Le président des États-Unis, Donald Trump, a annoncé ce mercredi que son administration fera des annonces « assez bientôt » concernant l'embargo sur Cuba, lors d'une déclaration à la presse après avoir atterri à la base aérienne conjointe Andrews, quelques heures après que le Département de la Justice a révélé une accusation formelle contre Raúl Castro pour le abattage des avions des Hermanos al Rescate en 1996.
Face à la question directe d'un journaliste sur la durée du maintien de l'embargo, Trump a répondu : « Nous verrons. Nous l'annoncerons très bientôt ».
Le dirigeant a qualifié la journée de « un jour très grand, très important » et a lié les deux faits — l'accusation contre Castro et l'avenir de l'embargo — dans un même message de pression maximale sur La Havane.
«Nous avons Cuba en tête. Cela a été un problème pendant de nombreuses années», a déclaré Trump, qui a également affirmé : «Nous libérons Cuba».
Trump a décrit Cuba comme «une nation en faillite» qui «n'a pas de pétrole, n'a pas d'argent, est en train de s'effondrer», et a énuméré la situation du peuple cubain avec une certaine cruauté : «Ils n'ont pas de moyen de vivre. Ils n'ont pas de nourriture. Ils n'ont pas d'électricité. Ils n'ont absolument pas d'énergie».
En même temps, il a écarté toute escalade militaire : « Non. Il n'y aura pas d'escalade. Je ne pense pas que ce soit nécessaire. Le pays est en train de s'effondrer. C'est un désastre.

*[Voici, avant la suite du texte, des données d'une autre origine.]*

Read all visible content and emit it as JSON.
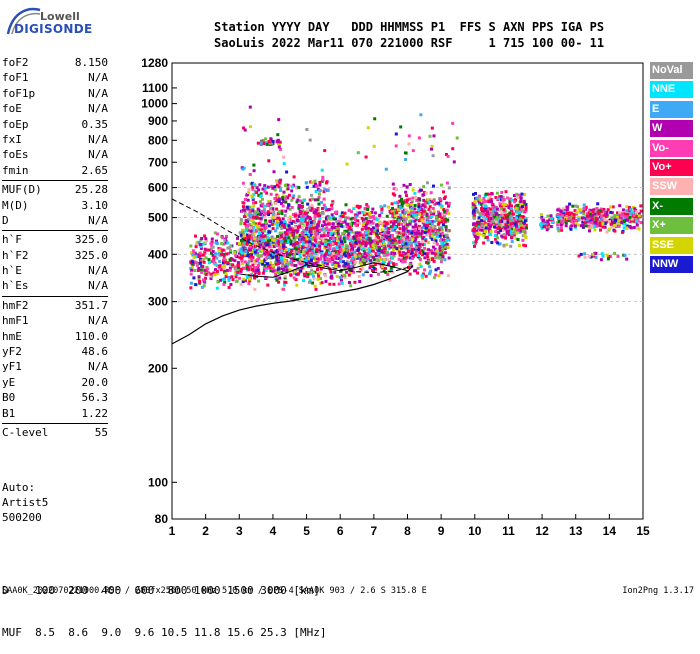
{
  "logo": {
    "line1": "Lowell",
    "line2": "DIGISONDE"
  },
  "header": {
    "row1": "Station YYYY DAY   DDD HHMMSS P1  FFS S AXN PPS IGA PS",
    "row2": "SaoLuis 2022 Mar11 070 221000 RSF     1 715 100 00- 11"
  },
  "params": [
    {
      "group": [
        {
          "name": "foF2",
          "value": "8.150"
        },
        {
          "name": "foF1",
          "value": "N/A"
        },
        {
          "name": "foF1p",
          "value": "N/A"
        },
        {
          "name": "foE",
          "value": "N/A"
        },
        {
          "name": "foEp",
          "value": "0.35"
        },
        {
          "name": "fxI",
          "value": "N/A"
        },
        {
          "name": "foEs",
          "value": "N/A"
        },
        {
          "name": "fmin",
          "value": "2.65"
        }
      ]
    },
    {
      "group": [
        {
          "name": "MUF(D)",
          "value": "25.28"
        },
        {
          "name": "M(D)",
          "value": "3.10"
        },
        {
          "name": "D",
          "value": "N/A"
        }
      ]
    },
    {
      "group": [
        {
          "name": "h`F",
          "value": "325.0"
        },
        {
          "name": "h`F2",
          "value": "325.0"
        },
        {
          "name": "h`E",
          "value": "N/A"
        },
        {
          "name": "h`Es",
          "value": "N/A"
        }
      ]
    },
    {
      "group": [
        {
          "name": "hmF2",
          "value": "351.7"
        },
        {
          "name": "hmF1",
          "value": "N/A"
        },
        {
          "name": "hmE",
          "value": "110.0"
        },
        {
          "name": "yF2",
          "value": "48.6"
        },
        {
          "name": "yF1",
          "value": "N/A"
        },
        {
          "name": "yE",
          "value": "20.0"
        },
        {
          "name": "B0",
          "value": "56.3"
        },
        {
          "name": "B1",
          "value": "1.22"
        }
      ]
    },
    {
      "group": [
        {
          "name": "C-level",
          "value": "55"
        }
      ]
    }
  ],
  "auto": {
    "line1": "Auto:",
    "line2": "Artist5",
    "line3": "500200"
  },
  "legend": [
    {
      "label": "NoVal",
      "color": "#999999"
    },
    {
      "label": "NNE",
      "color": "#00e5ff"
    },
    {
      "label": "E",
      "color": "#3fa9f5"
    },
    {
      "label": "W",
      "color": "#b000b0"
    },
    {
      "label": "Vo-",
      "color": "#ff3cb4"
    },
    {
      "label": "Vo+",
      "color": "#ff0050"
    },
    {
      "label": "SSW",
      "color": "#ffb0b0"
    },
    {
      "label": "X-",
      "color": "#007a00"
    },
    {
      "label": "X+",
      "color": "#6fbf3f"
    },
    {
      "label": "SSE",
      "color": "#d4d400"
    },
    {
      "label": "NNW",
      "color": "#1a1ad0"
    }
  ],
  "chart_data": {
    "type": "scatter",
    "title": "",
    "xlabel": "",
    "ylabel": "",
    "xlim": [
      1,
      15
    ],
    "ylim": [
      80,
      1280
    ],
    "y_scale": "log",
    "x_ticks": [
      1,
      2,
      3,
      4,
      5,
      6,
      7,
      8,
      9,
      10,
      11,
      12,
      13,
      14,
      15
    ],
    "y_ticks": [
      80,
      100,
      200,
      300,
      400,
      500,
      600,
      700,
      800,
      900,
      1000,
      1100,
      1280
    ],
    "grid_y": [
      300,
      400,
      500,
      600
    ],
    "clusters": [
      {
        "x": [
          1.5,
          3.0
        ],
        "y": [
          320,
          470
        ],
        "n": 260
      },
      {
        "x": [
          3.0,
          5.4
        ],
        "y": [
          320,
          600
        ],
        "n": 1200
      },
      {
        "x": [
          5.4,
          6.4
        ],
        "y": [
          330,
          560
        ],
        "n": 380
      },
      {
        "x": [
          6.4,
          7.5
        ],
        "y": [
          340,
          560
        ],
        "n": 420
      },
      {
        "x": [
          7.5,
          9.2
        ],
        "y": [
          340,
          640
        ],
        "n": 650
      },
      {
        "x": [
          9.9,
          11.5
        ],
        "y": [
          420,
          600
        ],
        "n": 520
      },
      {
        "x": [
          11.9,
          12.3
        ],
        "y": [
          460,
          520
        ],
        "n": 40
      },
      {
        "x": [
          12.4,
          14.9
        ],
        "y": [
          460,
          550
        ],
        "n": 420
      },
      {
        "x": [
          3.2,
          5.6
        ],
        "y": [
          580,
          640
        ],
        "n": 60
      },
      {
        "x": [
          3.5,
          4.2
        ],
        "y": [
          780,
          820
        ],
        "n": 30
      },
      {
        "x": [
          3.0,
          5.5
        ],
        "y": [
          400,
          1050
        ],
        "n": 60
      },
      {
        "x": [
          6.0,
          9.5
        ],
        "y": [
          650,
          1000
        ],
        "n": 30
      },
      {
        "x": [
          13.0,
          14.5
        ],
        "y": [
          390,
          410
        ],
        "n": 25
      }
    ],
    "virtual_trace": {
      "x": [
        1.0,
        1.5,
        2.0,
        2.5,
        3.0,
        3.5,
        4.0,
        4.5,
        5.0,
        5.5,
        6.0,
        6.5,
        7.0,
        7.5,
        8.0,
        8.15
      ],
      "y": [
        232,
        245,
        262,
        275,
        285,
        292,
        297,
        301,
        306,
        312,
        318,
        324,
        333,
        345,
        360,
        372
      ]
    },
    "profile": {
      "x": [
        1.0,
        1.8,
        2.6,
        3.4,
        4.2,
        5.0,
        5.8,
        6.4,
        7.0,
        7.6,
        8.15
      ],
      "y": [
        560,
        515,
        465,
        425,
        398,
        380,
        368,
        360,
        358,
        361,
        372
      ]
    },
    "fitted_trace": {
      "x": [
        3.0,
        3.5,
        4.0,
        4.5,
        5.0,
        5.5,
        6.0,
        6.5,
        7.0,
        7.5,
        8.0
      ],
      "y": [
        355,
        350,
        348,
        360,
        375,
        368,
        362,
        370,
        380,
        372,
        362
      ]
    }
  },
  "footer": {
    "row1": "D    100  200  400  600  800 1000 1500 3000 [km]",
    "row2": "MUF  8.5  8.6  9.0  9.6 10.5 11.8 15.6 25.3 [MHz]",
    "bottom": "SAA0K_2022070221000.RSF / 280fx256h 50 kHz 5.0 km / DPS-4 SAA0K 903 / 2.6 S 315.8 E",
    "version": "Ion2Png 1.3.17"
  }
}
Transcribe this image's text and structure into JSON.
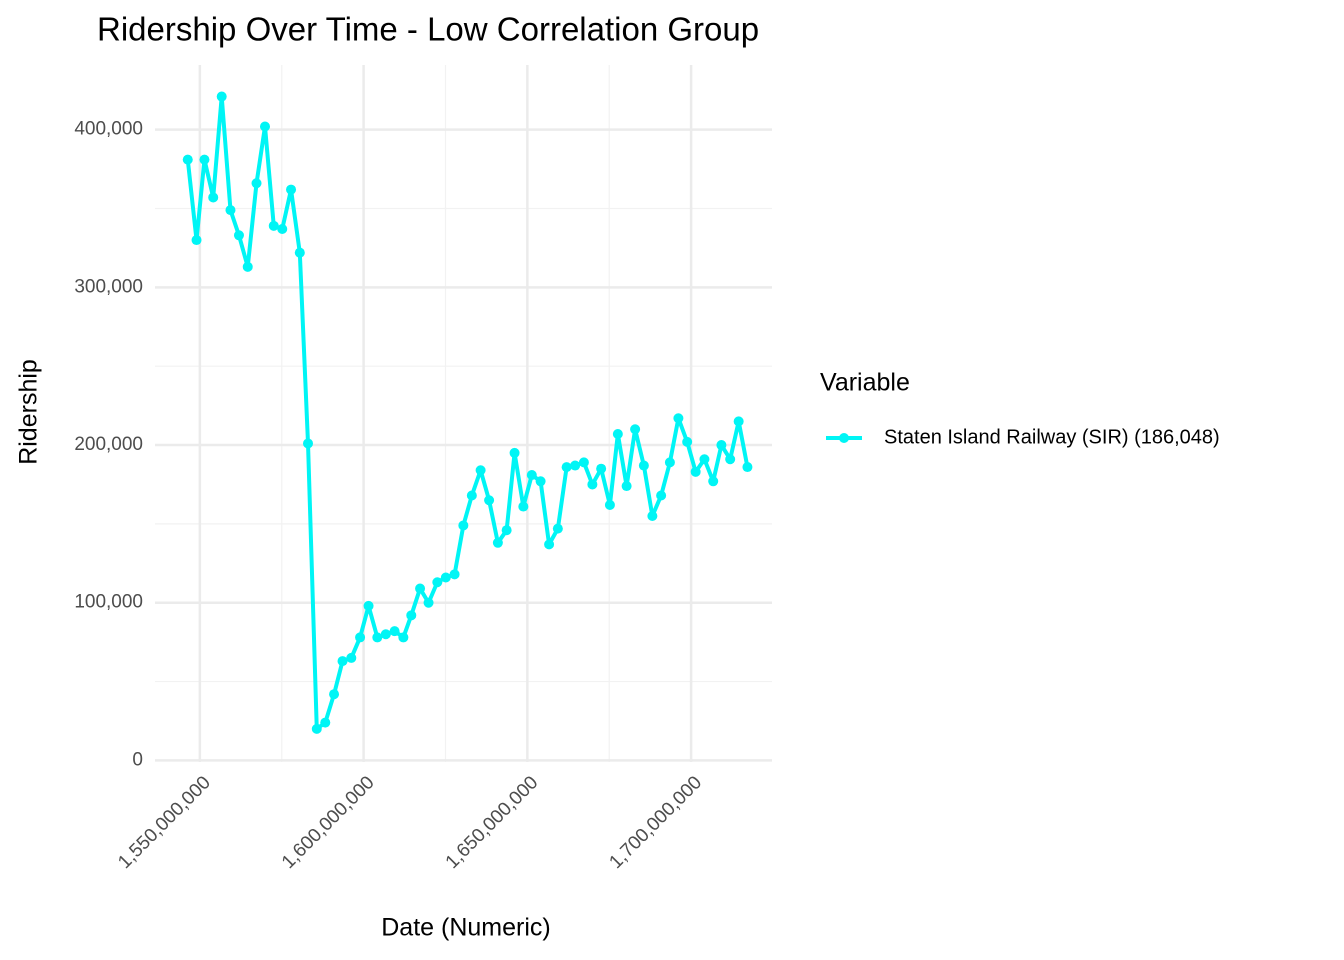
{
  "chart_data": {
    "type": "line",
    "title": "Ridership Over Time - Low Correlation Group",
    "x_label": "Date (Numeric)",
    "y_label": "Ridership",
    "legend_title": "Variable",
    "legend_position": "right",
    "grid": true,
    "x": [
      1546300800,
      1548979200,
      1551398400,
      1554076800,
      1556668800,
      1559347200,
      1561939200,
      1564617600,
      1567296000,
      1569888000,
      1572566400,
      1575158400,
      1577836800,
      1580515200,
      1583020800,
      1585699200,
      1588291200,
      1590969600,
      1593561600,
      1596240000,
      1598918400,
      1601510400,
      1604188800,
      1606780800,
      1609459200,
      1612137600,
      1614556800,
      1617235200,
      1619827200,
      1622505600,
      1625097600,
      1627776000,
      1630454400,
      1633046400,
      1635724800,
      1638316800,
      1640995200,
      1643673600,
      1646092800,
      1648771200,
      1651363200,
      1654041600,
      1656633600,
      1659312000,
      1661990400,
      1664582400,
      1667260800,
      1669852800,
      1672531200,
      1675209600,
      1677628800,
      1680307200,
      1682899200,
      1685577600,
      1688169600,
      1690848000,
      1693526400,
      1696118400,
      1698796800,
      1701388800,
      1704067200,
      1706745600,
      1709251200,
      1711929600,
      1714521600,
      1717200000
    ],
    "series": [
      {
        "name": "Staten Island Railway (SIR) (186,048)",
        "color": "#00f5f5",
        "values": [
          381000,
          330000,
          381000,
          357000,
          421000,
          349000,
          333000,
          313000,
          366000,
          402000,
          339000,
          337000,
          362000,
          322000,
          201000,
          20000,
          24000,
          42000,
          63000,
          65000,
          78000,
          98000,
          78000,
          80000,
          82000,
          78000,
          92000,
          109000,
          100000,
          113000,
          116000,
          118000,
          149000,
          168000,
          184000,
          165000,
          138000,
          146000,
          195000,
          161000,
          181000,
          177000,
          137000,
          147000,
          186000,
          187000,
          189000,
          175000,
          185000,
          162000,
          207000,
          174000,
          210000,
          187000,
          155000,
          168000,
          189000,
          217000,
          202000,
          183000,
          191000,
          177000,
          200000,
          191000,
          215000,
          186048
        ]
      }
    ],
    "xlim": [
      1536300000,
      1724700000
    ],
    "xticks": [
      {
        "value": 1550000000,
        "label": "1,550,000,000"
      },
      {
        "value": 1600000000,
        "label": "1,600,000,000"
      },
      {
        "value": 1650000000,
        "label": "1,650,000,000"
      },
      {
        "value": 1700000000,
        "label": "1,700,000,000"
      }
    ],
    "x_minor_ticks": [
      1575000000,
      1625000000,
      1675000000
    ],
    "ylim": [
      -1000,
      441000
    ],
    "yticks": [
      0,
      {
        "value": 100000,
        "label": "100,000"
      },
      {
        "value": 200000,
        "label": "200,000"
      },
      {
        "value": 300000,
        "label": "300,000"
      },
      {
        "value": 400000,
        "label": "400,000"
      }
    ],
    "y_minor_ticks": [
      50000,
      150000,
      250000,
      350000
    ]
  }
}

Ils ont vraiment perdu le contrôle de Cuba ».
Le président a souligné le soutien de la communauté cubano-américaine — « ils m'ont soutenu à 94 %, c'est un niveau assez bon » — et a souligné le poids émotionnel de ce moment : « Ils ont attendu ce moment pendant 65 ans ».
Trump a également révélé l'intense activité diplomatique et de renseignement autour de Cuba, en mentionnant que le directeur de la CIA était sur l'île « la semaine dernière » — en référence à la visite de John Ratcliffe à La Havane le 14 mai — et que le secrétaire d'État Marco Rubio, dont les parents sont cubains, est également impliqué : « Nous avons beaucoup d'expérience à Cuba ».
Les déclarations interviennent au sommet d'une campagne de pression soutenue. Depuis janvier 2026, l'administration a imposé plus de 240 sanctions contre le régime. De plus, Trump a signé l'Ordonnance Exécutive 14404 le 1er mai, et Marco Rubio a annoncé un deuxième tour de sanctions contre 11 élites du régime.
L'embargo, instauré par le président Kennedy en 1962 et codifié dans la Loi Helms-Burton de 1996, ne peut être levé formellement que par le Congrès, bien que le président dispose de larges pouvoirs exécutifs pour modifier les réglementations liées aux voyages, aux remises et au commerce dans le cadre légal en vigueur.
Le mardi, Trump avait déjà anticipé le ton de cette offensive en affirmant que résoudre la question de Cuba « ne sera pas difficile » et qu'il croyait possible d'atteindre un accord diplomatique, bien que cela soit conditionné à des changements fondamentaux de la part du régime.